News (USA)

Texas Senate committee advances bill to equalize protections for gay teens

Texas Senate committee advances bill to equalize protections for gay teens

AUSTIN, Texas — Parents of gay teens urged Texas lawmakers on Tuesday to give their children the same legal protection as heterosexuals when it comes to prosecuting sex crimes — pleas that helped push a key Senate committee to cast a vote bucking the state’s long history of opposing the expansion of gay rights.

The Senate Criminal Justice Committee voted to change Texas’ “Romeo and Juliet” law that protects some heterosexual teens from being prosecuted for sex crimes and apply it to gay teens as well.

Texas state capitol in Austin. Source

Texas laws governing crimes of indecency with a child cover sexual contact with minors under the age of 17. The “Romeo and Juliet” provision sets up a legal defense if the couple is older than 14, in a consensual relationship and within three years of each other.

But since 1981, the law only has applied to couples of the opposite sex, a distinction gay rights groups say is discriminatory and wrongly criminalizes homosexuals.

The Senate panel approved a bill that removes the “opposite sex” language.

Although its chances of passing the full, Republican-controlled Senate remains a long shot, Sen. John Whitmire (D-Houston), the sponsor of the bill and chairman of the committee, called the vote a boost for gay rights. A similar measure was considered by a House committee in a simultaneous hearing.

“It took a good-sized step today,” Whitmire said. “That’s progress.”

Texas is a state where gay rights issues have run into fierce opposition from Republican leaders.
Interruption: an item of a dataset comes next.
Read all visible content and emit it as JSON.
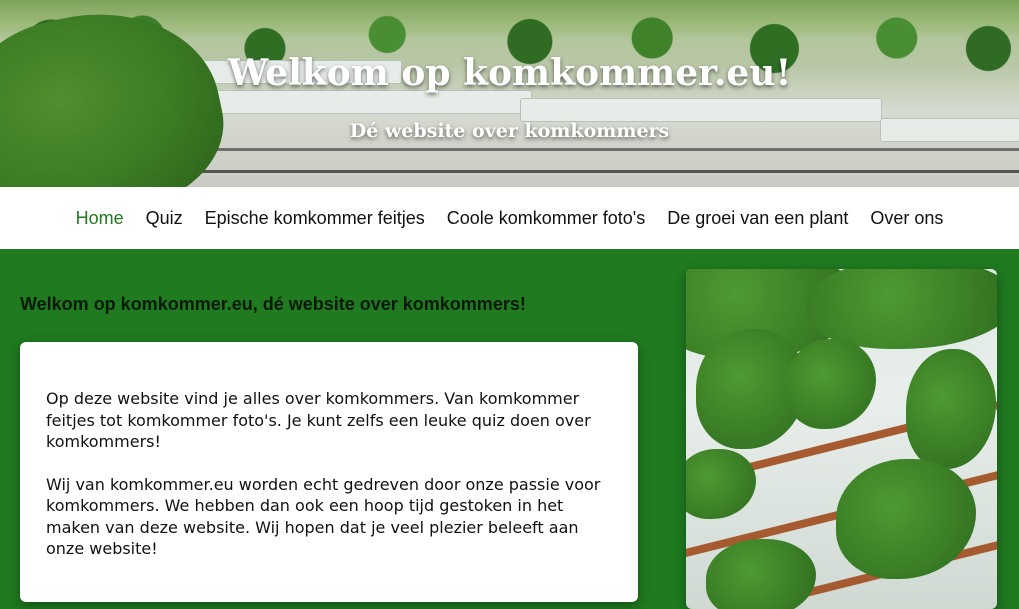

Texas bans gay marriage and despite a 2003 ruling by the U.S. Supreme Court that struck down the Texas state law criminalizing gay sex, the law technically is still on the books under a notation that it is unconstitutional.

In the 10 years since that ruling, the Legislature has met five times and has not seen fit to remove it.

According to the National Conference of State Legislatures, many states have provisions in their sex offender laws allowing some leeway in prosecuting teenage relationships. They range from exceptions to prosecution and sex offender registration to reduced levels of crimes, but Texas appears to be a rarity in its “opposite sex” requirement.

Jonathan Saenz, president of the conservative group Texas Values, which recently staged a rally against gay rights at the state Capitol, questioned whether the bills are an implicit endorsement of teen sex. Saenz was the only witness to sign up against the bill in the Senate hearing.

Chuck Smith, executive director of the gay rights group Equality Texas, said the bill is not an endorsement of teen sex, but a health and fairness issue. Gay teens who contract sexually transmitted diseases may not seek treatment if they fear their partner could be prosecuted as a sex offender.

The Senate bill is SB 01316; and the House bill is HB 02403.